Romeo and Juliet: Act One

The play opens with a short prologue discussing a feud between two families. It conveys the fate of their youngest members, Romeo and Juliet whose lives come to a tragic end as a result of their underlying love for one another. They are described as being  “a pair of star-crossed lovers.” The fact that the audience is informed that the lovers “take their life” before the start of the play, creates a fated atmosphere.

In the first act, a sword fight takes place between the servants of the Capulet and Montague family. Having conflict at the start of the play conveys the significance of this theme as well as linked ideas of honor and masculinity. The servants are also central to displaying the privilege and prestige of both families. Tybalt, a Capulet gets involved in the fight and Benvolio, a Montague attempts to restore peace. When the prince of Verona, Escalas learns of the fight, he warns each family that if they continue to the feud they will face the death penalty.

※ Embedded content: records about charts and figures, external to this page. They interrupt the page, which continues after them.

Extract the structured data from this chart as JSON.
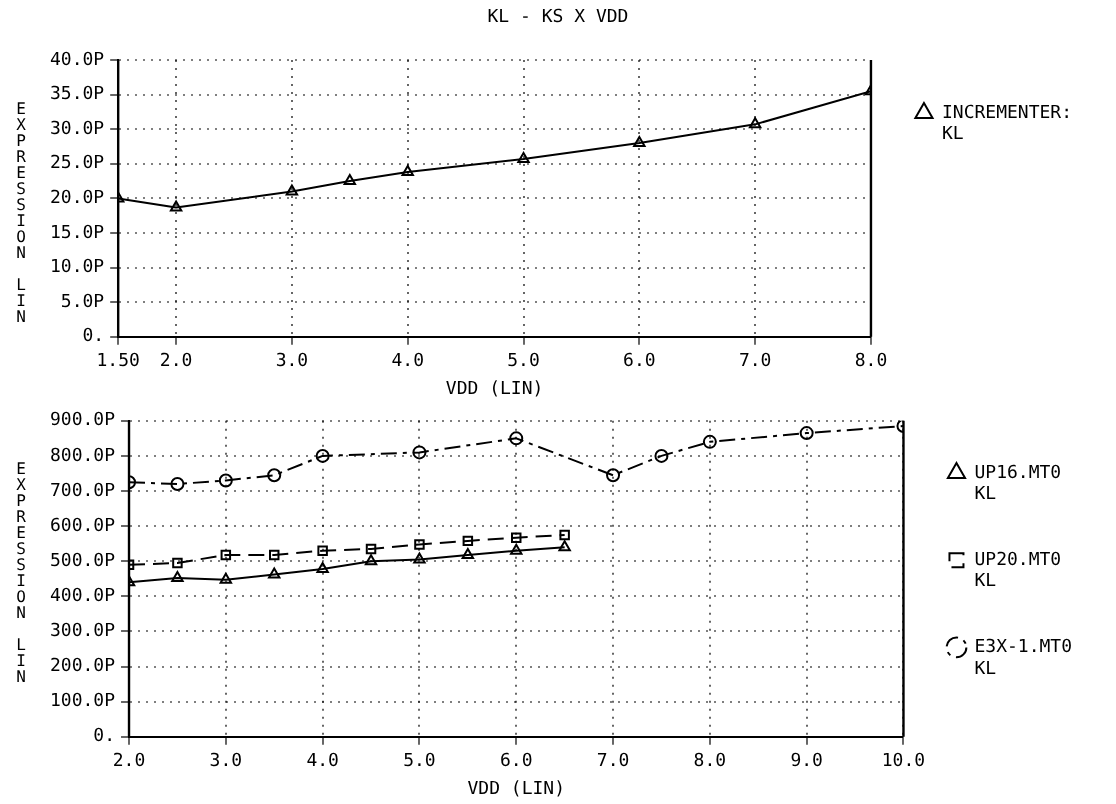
{
  "chart_data": [
    {
      "type": "line",
      "title": "KL - KS X VDD",
      "xlabel": "VDD (LIN)",
      "ylabel": "EXPRESSION LIN",
      "grid": true,
      "legend": "right",
      "xlim": [
        1.5,
        8
      ],
      "xticks": [
        {
          "value": 1.5,
          "label": "1.50"
        },
        {
          "value": 2,
          "label": "2.0"
        },
        {
          "value": 3,
          "label": "3.0"
        },
        {
          "value": 4,
          "label": "4.0"
        },
        {
          "value": 5,
          "label": "5.0"
        },
        {
          "value": 6,
          "label": "6.0"
        },
        {
          "value": 7,
          "label": "7.0"
        },
        {
          "value": 8,
          "label": "8.0"
        }
      ],
      "ylim": [
        0,
        40
      ],
      "yticks": [
        {
          "value": 0,
          "label": "0."
        },
        {
          "value": 5,
          "label": "5.0P"
        },
        {
          "value": 10,
          "label": "10.0P"
        },
        {
          "value": 15,
          "label": "15.0P"
        },
        {
          "value": 20,
          "label": "20.0P"
        },
        {
          "value": 25,
          "label": "25.0P"
        },
        {
          "value": 30,
          "label": "30.0P"
        },
        {
          "value": 35,
          "label": "35.0P"
        },
        {
          "value": 40,
          "label": "40.0P"
        }
      ],
      "series": [
        {
          "name": "INCREMENTER:\nKL",
          "color": "#000000",
          "marker": "triangle",
          "line_style": "solid",
          "x": [
            1.5,
            2,
            3,
            3.5,
            4,
            5,
            6,
            7,
            8
          ],
          "values": [
            20,
            18.7,
            21,
            22.5,
            23.8,
            25.7,
            28,
            30.7,
            35.5
          ]
        }
      ]
    },
    {
      "type": "line",
      "xlabel": "VDD (LIN)",
      "ylabel": "EXPRESSION LIN",
      "grid": true,
      "legend": "right",
      "xlim": [
        2,
        10
      ],
      "xticks": [
        {
          "value": 2,
          "label": "2.0"
        },
        {
          "value": 3,
          "label": "3.0"
        },
        {
          "value": 4,
          "label": "4.0"
        },
        {
          "value": 5,
          "label": "5.0"
        },
        {
          "value": 6,
          "label": "6.0"
        },
        {
          "value": 7,
          "label": "7.0"
        },
        {
          "value": 8,
          "label": "8.0"
        },
        {
          "value": 9,
          "label": "9.0"
        },
        {
          "value": 10,
          "label": "10.0"
        }
      ],
      "ylim": [
        0,
        900
      ],
      "yticks": [
        {
          "value": 0,
          "label": "0."
        },
        {
          "value": 100,
          "label": "100.0P"
        },
        {
          "value": 200,
          "label": "200.0P"
        },
        {
          "value": 300,
          "label": "300.0P"
        },
        {
          "value": 400,
          "label": "400.0P"
        },
        {
          "value": 500,
          "label": "500.0P"
        },
        {
          "value": 600,
          "label": "600.0P"
        },
        {
          "value": 700,
          "label": "700.0P"
        },
        {
          "value": 800,
          "label": "800.0P"
        },
        {
          "value": 900,
          "label": "900.0P"
        }
      ],
      "series": [
        {
          "name": "UP16.MT0\nKL",
          "color": "#000000",
          "marker": "triangle",
          "line_style": "solid",
          "x": [
            2,
            2.5,
            3,
            3.5,
            4,
            4.5,
            5,
            5.5,
            6,
            6.5
          ],
          "values": [
            440,
            452,
            447,
            462,
            478,
            500,
            505,
            518,
            530,
            540
          ]
        },
        {
          "name": "UP20.MT0\nKL",
          "color": "#000000",
          "marker": "square",
          "line_style": "dashed",
          "x": [
            2,
            2.5,
            3,
            3.5,
            4,
            4.5,
            5,
            5.5,
            6,
            6.5
          ],
          "values": [
            490,
            495,
            518,
            518,
            530,
            535,
            548,
            558,
            567,
            575
          ]
        },
        {
          "name": "E3X-1.MT0\nKL",
          "color": "#000000",
          "marker": "circle",
          "line_style": "dashdot",
          "x": [
            2,
            2.5,
            3,
            3.5,
            4,
            5,
            6,
            7,
            7.5,
            8,
            9,
            10
          ],
          "values": [
            725,
            720,
            730,
            745,
            800,
            810,
            850,
            745,
            800,
            840,
            865,
            885
          ]
        }
      ]
    }
  ]
}
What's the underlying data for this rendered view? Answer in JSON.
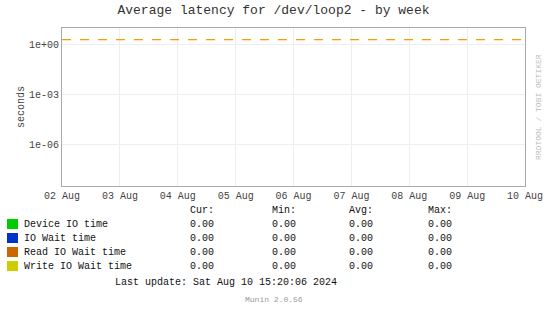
{
  "chart_data": {
    "type": "line",
    "title": "Average latency for /dev/loop2 - by week",
    "ylabel": "seconds",
    "log": "y",
    "grid": true,
    "categories": [
      "02 Aug",
      "03 Aug",
      "04 Aug",
      "05 Aug",
      "06 Aug",
      "07 Aug",
      "08 Aug",
      "09 Aug",
      "10 Aug"
    ],
    "ylim": [
      3e-09,
      10
    ],
    "yticks": [
      {
        "value": 1e-06,
        "label": "1e-06"
      },
      {
        "value": 0.001,
        "label": "1e-03"
      },
      {
        "value": 1,
        "label": "1e+00"
      }
    ],
    "series": [
      {
        "name": "Device IO time",
        "color": "#00cc00",
        "values": [
          null,
          null,
          null,
          null,
          null,
          null,
          null,
          null,
          null
        ],
        "table_values": [
          "0.00",
          "0.00",
          "0.00",
          "0.00"
        ]
      },
      {
        "name": "IO Wait time",
        "color": "#0033cc",
        "values": [
          null,
          null,
          null,
          null,
          null,
          null,
          null,
          null,
          null
        ],
        "table_values": [
          "0.00",
          "0.00",
          "0.00",
          "0.00"
        ]
      },
      {
        "name": "Read IO Wait time",
        "color": "#cc6600",
        "values": [
          null,
          null,
          null,
          null,
          null,
          null,
          null,
          null,
          null
        ],
        "table_values": [
          "0.00",
          "0.00",
          "0.00",
          "0.00"
        ]
      },
      {
        "name": "Write IO Wait time",
        "color": "#cccc00",
        "values": [
          null,
          null,
          null,
          null,
          null,
          null,
          null,
          null,
          null
        ],
        "table_values": [
          "0.00",
          "0.00",
          "0.00",
          "0.00"
        ]
      }
    ],
    "reference_lines": [
      {
        "value": 2.0,
        "color": "#ff9900",
        "line_style": "dashed"
      }
    ],
    "table_headers": [
      "Cur:",
      "Min:",
      "Avg:",
      "Max:"
    ],
    "watermark": "RRDTOOL / TOBI OETIKER",
    "last_update": "Last update: Sat Aug 10 15:20:06 2024",
    "footer": "Munin 2.0.56"
  }
}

Soon after the fight, Lady Montague asks of Romeo’s whereabouts. Benvolio informs her that he saw him looking rather troubled and sets off to find out what is bothering him. Romeo explains to Benvolio that he has fallen in love with a girl named Rosaline who does not return his love. Benvolio encourages Romeo to find another “beauty” however he only has eyes for Rosaline.

In the Capulet household, Capulet and Paris, the King’s nobleman discuss the marriage of Juliet. This scene conveys the gender inequalities present in society during the period. Capulet decides on Juliet’s suitor, displaying his power and authority over her. He is pleased with Paris’s interest but advises him to wait two years, until Juliet is old enough. After reassuring him that he is well suited he invites him to the traditional masquerade ball he will be hosting later that day.

Capulet enlists Peter the responsibility of inviting people on his “list.” Peter runs into Romeo and asks him to read aloud the names on the list. Peter’s illiteracy is due to a lack of education which signifies the effects of class structure in the play. Romeo is excited to see Rosaline’s name on the list and Benvolio and Mercutio persuade Romeo to attend the ball in the hope of finding a new lover, however, Romeo only agrees to go with the intention of seeing Rosaline again. 

Before the start of the masquerade ball, Lady Capulet discusses the prospect of marriage with Juliet. She informs her of the interest of a suitor, named Paris. Juliet explains that she will consider Paris when she sees him at the masquerade ball, yet remains indifferent to Lady Capulet. Romeo, Benvolio and their friend Mercutio join the crowd of people attending the event, disguised behind masks. The three friends hesitate for a moment, as Romeo recalls a dream foretelling their misfortune for gatecrashing the party. Romeo comments “he that hath the steerage of my course” which signifies the presence of fate involved in what may possibly result in disaster.

When they enter the Capulet house, Romeo spots Juliet from afar and experiences love at first sight. He is so enchanted by her beauty, he forgets all about his previous lover Rosaline. He immediately declares his love for her and is spotted by a member of the Capulet family. Tyablt is ready to approach before he is reprimanded by Capulet, who tells him not to create conflict at the ball. Romeo is let off the hook and manages to speak to Juliet. He convinces  her to kiss him, declaring himself  “a pilgrim who wishes to erase his sin.”